Be aware most users generally will have a standard account for work and potentially some admin level account for elevation for certain tasks. The admin level account is unlikely to have a Windows 10 E3 Enterprise license assigned because it would make no sense for organizations to pay for and assign a license that is used only for admin tasks. If the admin account is synched to AAD and you logon with this account expect to see some Event ID’s in the logs that highlight there is no license available. You also see no AAD Ticket if the admin account is not synched to AAD

Multi-Factor and Conditional Access Policies (MFA & CAP)

I would recommend that if you are considering using the Subscription Activation model for licensing and now that you know this leverages Identity to acquire the license you should also be aware that this could be impacted by any policies that you implement with MFA or CFA.

If you fail MFA and/or CFA you will be denied an AAD ticket and therefore this may initially stop you stepping up from Pro to Enterprise.
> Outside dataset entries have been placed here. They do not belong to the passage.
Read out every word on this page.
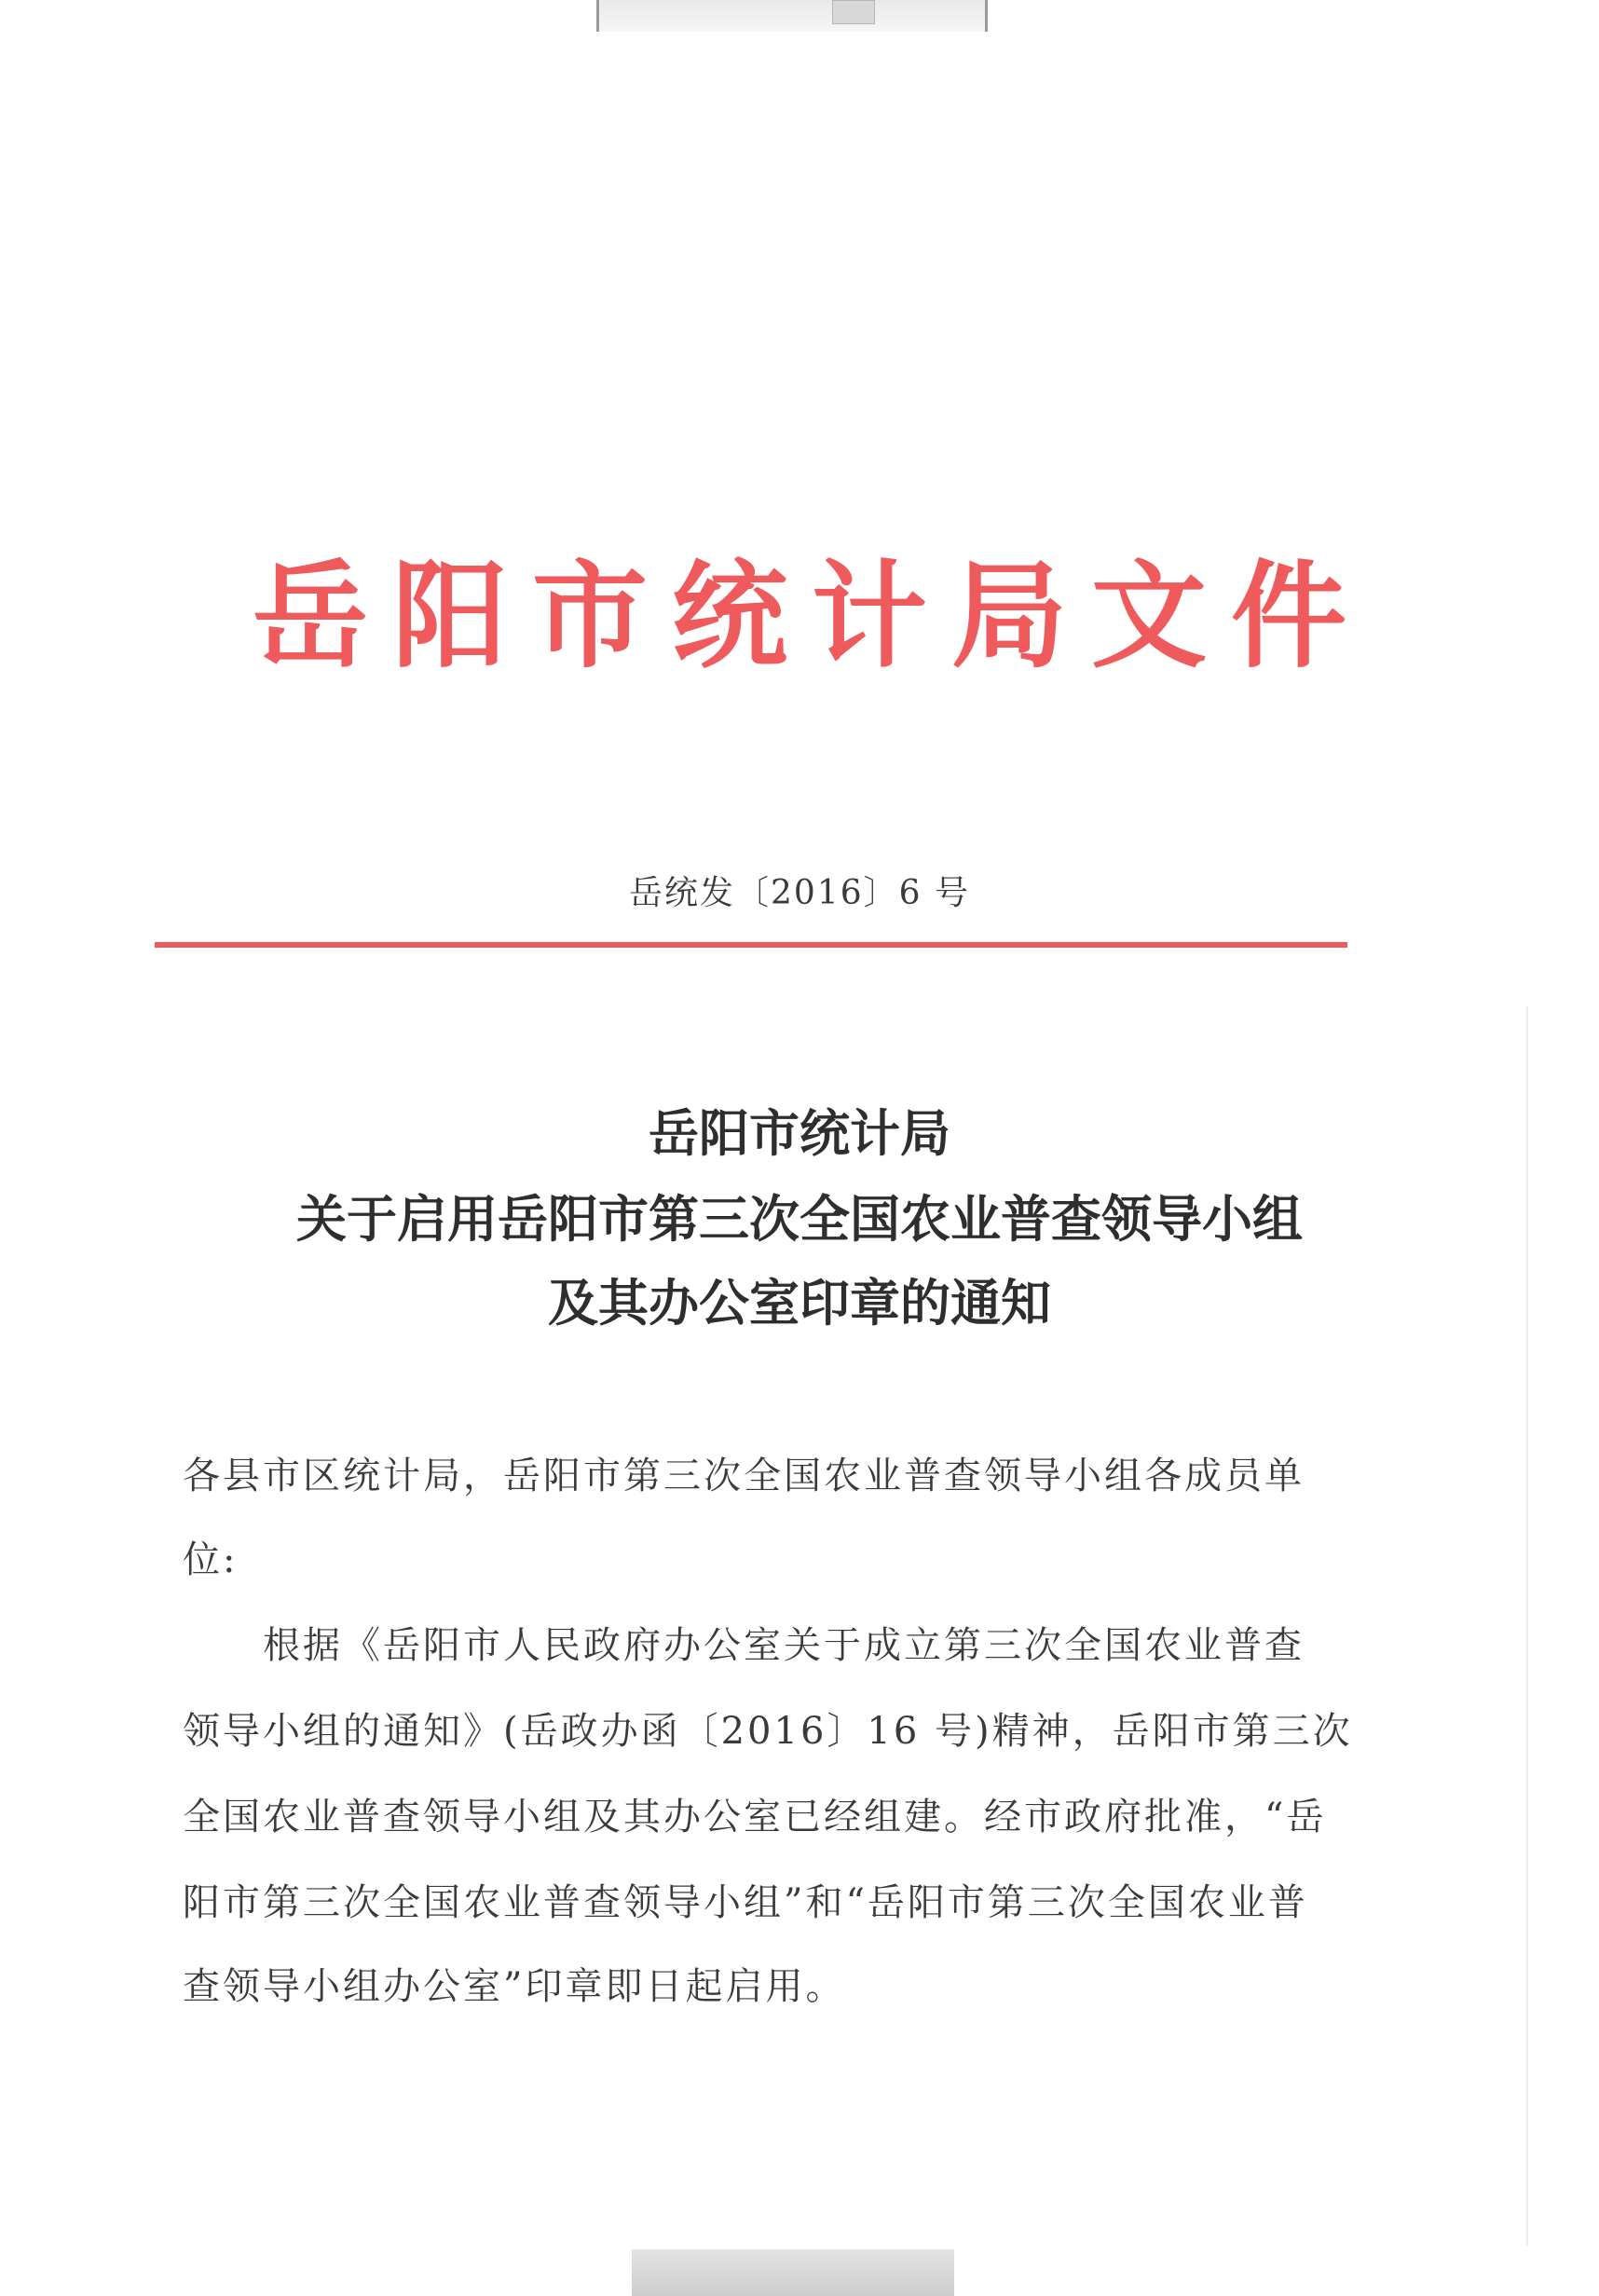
岳阳市统计局文件
岳统发〔2016〕6 号
岳阳市统计局
关于启用岳阳市第三次全国农业普查领导小组
及其办公室印章的通知
各县市区统计局，岳阳市第三次全国农业普查领导小组各成员单
位:
　　根据《岳阳市人民政府办公室关于成立第三次全国农业普查
领导小组的通知》(岳政办函〔2016〕16 号)精神，岳阳市第三次
全国农业普查领导小组及其办公室已经组建。经市政府批准，“岳
阳市第三次全国农业普查领导小组”和“岳阳市第三次全国农业普
查领导小组办公室”印章即日起启用。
When all conditions are in place and Windows 10 “Steps Up” to Enterprise it will remain so for 30 days, even if you logged on to the device as a user without a license.

I would also ensure if you are using products like ZScaler Proxy you will want to obtain the the specific IP addresses that are being used for your organization and add them as a Trusted Location in AAD. The reason for this is that in AAD a country location is not seen as a Trusted Location but adding an IP Range can be defined as a Trusted Location. For products like ZScaler you would need to look at trusting the IP addresses in your MFA/CFA policies

See the screenshots below

Conditional Access by Country

Conditional Access by Trusted Location

I hope may give you some further insights to Subscription Activation and some additional considerations when designing and implementing this as a licensing method in your organisation.